Questo è, stringendo al massimo, il più grande difetto de I Tre Moschettieri – D’Artagnan. Più della fotografia posticcia, del trucco alla Pirati dei Caraibi, delle camere a mano, dei piani sequenza frenetici wanna be Iñárritu (e non si cita solamente perché si decide di fare iniziare la pellicola con un Revenant), il quale potrebbe ragionevolmente querelare. Soprattutto chi scrive.
Perché? Ma perché quando invece l’equilibrio lo si raggiunge si vede che un potenziale dietro il progetto c’è eccome. E la sensazione è che la situazione potrebbe migliorare con l’uscita della seconda parte, dal momento che quello intrepretato da Eva Green è palesemente il personaggio più interessante dell’adattamento (non diciamo qui perché) e che invece l’unica cosa che questo primo attor riesce a fare con d’Artagnan è renderlo insopportabile. Poco aiuta l’idea di inserire nell’eroe una fragilità (molto poca poi) per quanto riguarda la sua vita amorosa.
Perché?
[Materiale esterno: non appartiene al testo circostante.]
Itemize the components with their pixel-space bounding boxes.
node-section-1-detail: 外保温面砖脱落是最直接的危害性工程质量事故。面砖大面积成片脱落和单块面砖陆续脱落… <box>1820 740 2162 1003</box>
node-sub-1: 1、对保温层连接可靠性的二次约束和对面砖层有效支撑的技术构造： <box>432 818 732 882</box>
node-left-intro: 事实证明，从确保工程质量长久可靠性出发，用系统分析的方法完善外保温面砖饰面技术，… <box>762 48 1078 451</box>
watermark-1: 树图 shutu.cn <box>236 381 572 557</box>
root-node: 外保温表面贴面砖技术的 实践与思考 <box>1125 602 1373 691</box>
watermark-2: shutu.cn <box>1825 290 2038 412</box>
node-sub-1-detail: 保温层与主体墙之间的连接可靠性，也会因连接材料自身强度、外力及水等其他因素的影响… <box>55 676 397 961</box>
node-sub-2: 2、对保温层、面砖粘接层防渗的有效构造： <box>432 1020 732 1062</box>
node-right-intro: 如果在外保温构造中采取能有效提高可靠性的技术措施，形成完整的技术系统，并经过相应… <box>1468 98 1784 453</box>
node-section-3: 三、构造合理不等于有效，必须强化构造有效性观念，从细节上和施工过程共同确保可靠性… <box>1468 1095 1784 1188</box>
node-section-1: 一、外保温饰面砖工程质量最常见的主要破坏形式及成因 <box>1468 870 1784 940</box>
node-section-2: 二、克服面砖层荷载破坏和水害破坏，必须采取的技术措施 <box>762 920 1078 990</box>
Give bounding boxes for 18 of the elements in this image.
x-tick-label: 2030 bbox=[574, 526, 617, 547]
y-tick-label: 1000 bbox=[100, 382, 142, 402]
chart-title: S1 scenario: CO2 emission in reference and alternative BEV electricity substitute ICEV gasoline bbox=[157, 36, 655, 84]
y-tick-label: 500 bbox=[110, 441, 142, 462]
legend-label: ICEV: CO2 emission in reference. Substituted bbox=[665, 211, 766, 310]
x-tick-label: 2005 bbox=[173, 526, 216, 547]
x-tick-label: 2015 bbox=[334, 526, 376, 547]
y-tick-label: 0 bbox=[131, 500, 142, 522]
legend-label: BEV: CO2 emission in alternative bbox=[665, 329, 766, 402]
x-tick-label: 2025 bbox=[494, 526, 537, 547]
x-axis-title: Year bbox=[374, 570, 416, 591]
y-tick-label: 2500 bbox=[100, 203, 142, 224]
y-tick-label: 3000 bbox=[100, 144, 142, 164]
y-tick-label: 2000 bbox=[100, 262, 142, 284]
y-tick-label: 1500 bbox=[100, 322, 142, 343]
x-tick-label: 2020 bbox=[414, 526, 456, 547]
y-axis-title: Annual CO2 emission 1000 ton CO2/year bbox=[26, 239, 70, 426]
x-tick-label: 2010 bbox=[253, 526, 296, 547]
Ma perché quando invece l’equilibrio si raggiunge si vede che un potenziale dietro il progetto c’è eccome.
Il primo atto è poco credibile a livello di gestione dei tempi e dà l’impressione di essere costantemente con il fiato corto. La fascinazione per i tre moschettieri la affida quasi completamente alla reputazione che hanno in quanto figure storiche, donando loro poche battute e quelle poche molto poco incisive, a parte il caso di Athos (c’è anche Cassel che lo interpreta) che è la personificazione di una Francia vecchia, slegata, ferita e stanca. Elementare, Watson. La cosa da dire è che sia Porthos che Aramis godono di riscritture piuttosto divertite.
Quello che interessa veramente ai capoccioni dietro l’operazione è allargare il campo agli intrighi politici, puntando lo sguardo verso l’incapacità di avere un dialogo con il “diverso”, il rimescolamento del maschile e del femminile, le differenze imposte da una società che non si cura di amore, affetti e legami di parentela.
Molto meno leggenda cavalleresca, molto più realismo (o almeno molto più “mettiamo in cerca del realismo”). Tutto è più oscuro, tetro, complesso, intricato. Al punto che per dei tratti è difficile persino orientarsi all’interno della visione. Bravi gli autori, che hanno così ardentemente voluto un I Tre Moschettieri – D’Artagnan così, che alla fine l’hanno ottenuto.
I Tre Moschettieri – D’Artagnan, nelle sale dal 6 aprile 2023 con Notorious Pictures e Medusa Film
I tre moschettieri - D'Artagnan è la prima parte del dittico da budget record tutto francese improntato su un nuovo adattamento del romanzo di Dumas, affidato alle mani di Martin Bourboulon. Un'operazione titanica per un blockbuster nazionalista serioso quando possibile, con un'impronta registica nordamericana e sorretto da un cast da urlo guidato da Vincent Cassel, Eva Green, Louis Garrel e Vicky Krieps. Questo primo capitolo è una pellicola difficile, meccanica, pesante a volte disorientante, che al netto di un bel lavoro di adattamento e di una scrittura ottima nell'allargare gli orizzonti rispetto al materiale d'origine, difetta in fotografia e in lavoro di post e specialmente di coerenza strutturale. Questo ultimo è un aspetto piuttosto penalizzante. Il giudizio ultimo deve essere però rimandato al momento della presa visione del secondo atto.
- Nei momenti di equilibrio tra i tanti aspetti dell'operazione si intravede la sua bontà
- Il discorso politico, attuale e intrigante.
- I rimescolamenti del maschile e del femminile.
- La sceneggiatura compite delle scelte interessanti in sede di adattamento.
- Le prove attoriali non sono male.
- La fotografia e il lavoro di post danno un effetto di finto.
- La regia non è spesso all'altezza delle scene action.
- Il montaggio non lega benissimo il tutto.
- Il film è difficile, complesso, a volte meccanico fino al disorientante.